For the same reasons stated in the dissent in State v. Trejo, 83 N.M. 511, 513, 494 P.2d 173 (Ct.App.-1972), the sodomy statute is unconstitutional. The purpose of this dissent is not to sanction public or private deviant sexual intercourse made unlawful by illegal conduct. Its purpose is to seek adoption'of the Model Penal Code of the American Law Institute, 1962, § 213.2 to avoid an invasion of the right of privacy. See Sodomy And The Married Man, 3 U.Richmond L.Rev. 344, 347 (1969).

Courts have said that no wife would charge her husband with sodomy committed in the privacy of the home. When done with force, it has occurred. Towler v. Peyton, 303 F.Supp. 581 (D.C.Va.1969).

However, it has been held that the sodomy statute cannot be applied to private consensual sexual acts involving adults. Rittenour v. District of Columbia, 163 A.2d 558 (D.C.Mun.Ct.App.1960); Schaeffers v. Wilson, C.A. 1821-71 (D.C.D.C. May 24, 1972); Morrison v. State Board of Education, Cal.App. 74 Cal.Rptr. 116 (1968), vacated 82 Cal.Rptr. 175, 461 P.2d 375 (1969); In re Labady, 326 F.Supp. 924 (D.C.N.Y.1971); United States v. Griffith, Super.Ct.D.C. No. 53440-72, March 19, 1973; United States v. Moses, et al., Super. Ct.D.C. No. 17778-72, November 3, 1972; United States v. Doe, et al., Super. Ct.D.C. No. 71860-71, February 21, 1973.

A man’s home is his castle. If he placed in his home Michelangelo’s “David”, or exhibited a movie showing consensual sex deviation, or hung on his wall, Altdorfer, Lot and His Daughter and Carracci, Love in the Golden Age, and other paintings of Sex and Erotica, all of which are shown publicly, does legislative power extend into this man’s home? Can it send him to prison? Of course not, Stanley v. Georgia, 394 U.S. 557, 89 S.Ct. 1243, 22 L.Ed.2d 542 (1969).

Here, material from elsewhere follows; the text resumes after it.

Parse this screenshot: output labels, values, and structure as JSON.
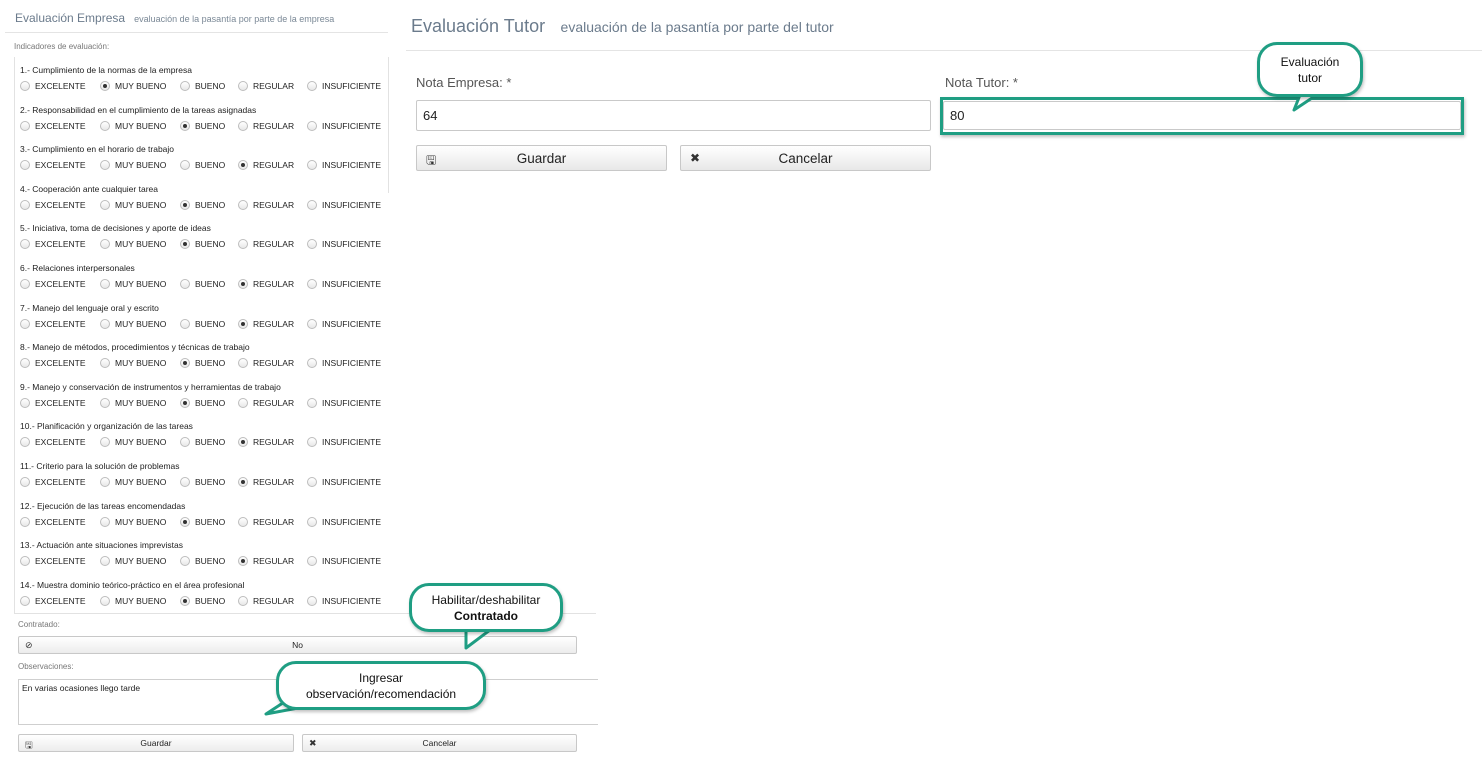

Constitutional legislative power in this area covers “laws providing for the preservation of the public peace, health or safety.” [Emphasis added] Article IV, Section 1, Constitution of New Mexico, Repl.Vol. 1, page 288.

For the same reasons, the legislature cannot invade the privacy of a person’s conduct in his dwelling place or shelter.